Let $\mu_{X_{n}},\mu_{Y}$ be the distribution of $X_{n}$ and $Y$ on $\Bbb{R}$. Then by assumption of independence, the Joint distribution of $(X_{n},Y)$ on $\Bbb{R}^{2}$ is the product measure $\mu_{X_{n}}\otimes \mu_{Y}$ .

Thus \begin{align}P(|X_{n}Y|>\epsilon)&=\int_{\Bbb{R}}\int_{\Bbb{R}}\mathbf{1}_{|xy|>\epsilon}\,d\mu_{X_{n}}(x)\,d\mu_{Y}(y)\\\\&=\int_{\Bbb{R}}P(|X_{n}y|>\epsilon)\,d\mu_{Y}(y) \end{align}

Now as $P(|X_{n}y|>\epsilon)\to 0$ as $n\to\infty$ and $|P(|X_{n}y|>\epsilon)|\leq 1$ and $\int_{\Bbb{R}}1\,d\mu_{Y}=1<\infty$, the Dominated Convergence Theorem gives you that $\int_{\Bbb{R}}P(|X_{n}y|>\epsilon)\,d\mu_{Y}(y)=P(|X_{n}Y|>\epsilon)\to 0$ as $n\to\infty$

Alternate Also, note that $X_{n}y\to 0$ in P for some non zero $y$ means that $X_{n}\to 0$ in probability.

So find a subsequence such that $X_{n_{k}}\to 0$ almost surely.

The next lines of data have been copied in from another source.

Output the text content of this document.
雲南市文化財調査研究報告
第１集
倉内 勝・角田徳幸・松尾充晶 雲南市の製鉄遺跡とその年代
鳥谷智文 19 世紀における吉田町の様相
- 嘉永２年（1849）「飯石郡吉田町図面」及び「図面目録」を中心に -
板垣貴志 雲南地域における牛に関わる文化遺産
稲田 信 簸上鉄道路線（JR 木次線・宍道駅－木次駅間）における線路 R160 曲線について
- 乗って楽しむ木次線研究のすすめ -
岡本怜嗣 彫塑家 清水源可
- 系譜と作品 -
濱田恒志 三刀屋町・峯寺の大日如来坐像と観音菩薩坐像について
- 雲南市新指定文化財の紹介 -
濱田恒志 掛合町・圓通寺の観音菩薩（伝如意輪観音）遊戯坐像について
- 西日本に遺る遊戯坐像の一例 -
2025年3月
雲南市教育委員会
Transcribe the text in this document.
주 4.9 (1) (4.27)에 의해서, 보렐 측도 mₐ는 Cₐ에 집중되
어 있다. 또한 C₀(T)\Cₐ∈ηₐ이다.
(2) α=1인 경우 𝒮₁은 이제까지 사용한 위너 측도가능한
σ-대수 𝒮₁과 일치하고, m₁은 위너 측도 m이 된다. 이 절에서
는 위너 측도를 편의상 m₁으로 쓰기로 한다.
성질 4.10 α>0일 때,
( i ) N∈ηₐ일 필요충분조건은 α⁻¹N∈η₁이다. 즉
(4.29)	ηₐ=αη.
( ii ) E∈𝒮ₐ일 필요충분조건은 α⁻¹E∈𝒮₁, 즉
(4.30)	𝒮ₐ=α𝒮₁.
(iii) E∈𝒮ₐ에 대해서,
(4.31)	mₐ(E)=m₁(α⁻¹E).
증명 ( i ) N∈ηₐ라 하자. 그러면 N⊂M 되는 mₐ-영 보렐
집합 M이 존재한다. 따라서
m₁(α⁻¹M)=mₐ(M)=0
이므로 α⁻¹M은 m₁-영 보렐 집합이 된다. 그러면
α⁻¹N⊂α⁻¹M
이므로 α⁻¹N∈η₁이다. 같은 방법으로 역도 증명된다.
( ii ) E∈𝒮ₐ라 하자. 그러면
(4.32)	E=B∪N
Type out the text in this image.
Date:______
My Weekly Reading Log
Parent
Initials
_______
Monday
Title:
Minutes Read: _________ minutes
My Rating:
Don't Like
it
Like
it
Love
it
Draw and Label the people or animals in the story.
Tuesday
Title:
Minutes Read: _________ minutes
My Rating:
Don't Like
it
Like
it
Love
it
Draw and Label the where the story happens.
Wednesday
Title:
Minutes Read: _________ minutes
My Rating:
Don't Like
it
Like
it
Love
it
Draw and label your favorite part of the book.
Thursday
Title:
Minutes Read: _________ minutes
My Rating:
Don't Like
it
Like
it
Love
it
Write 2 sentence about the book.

Thus for each fixed $\omega$ in a set of probability $1$, you'll have that $X_{n_{k}}(\omega)Y(\omega)=X_{n_{k}}(\omega)y\to 0$ as $k\to\infty$.

Thus, along the subsequence, $X_{n_{k}}Y\to 0$ almost surely (and hence also in P). Thus given any subsequence $X_{n_{k}}Y$ following the above method, we'll be able to find a further subsequence such that $X_{n_{k_{l}}}Y\to 0$ almost surely. This is sufficient for convergence in probability. This is because

A sequence $X_{n}\to X$ in P iff for every subsequence $X_{n_{k}}$ there exists a further subsequence $X_{n_{k_{l}}}$ such that $X_{n_{k_{l}}}\to X$ in probability.

Answer 2

An alternative probabilistic way is the following.

Fix any $\epsilon>0$. We will show that for any $\delta>0$ there is an $N$ scuh that $$ \mathbb{P}(|X_n Y|\ge \epsilon)\le \delta\quad\text{for all }n\ge N. $$

Let $A_M=\{\omega: |Y(\omega)|\ge M\}$, $M=1,2,\dots$. This is a decreasing sequence of events converging to $\emptyset$ hence by the continuity of probability there is some $M_0$ such that $\mathbb{P}(|Y|\ge M_0)\le \delta/2$.

We may suppose that $S\ne \{0\}$ (otherwise it's trivial). Fix some $y\in S$ such that $y\ne 0$.

Since $X_n y\to 0$ in probability, there is an $N$ such that $$ \mathbb{P}(|X_n y|\ge |y|\epsilon/M_0)\le \delta/2 $$ for all $n\ge N$, i.e. $\mathbb{P}(|X_n M_0|\ge \epsilon)\le \delta/2$.

Then $$ \mathbb{P}(|X_nY|\ge \epsilon)\le \mathbb{P}(|X_n M_0|\ge \epsilon) +\mathbb{P}(|Y|\ge M_0)\le \delta/2+\delta/2=\delta $$ for all $n\ge N$. Q.E.D.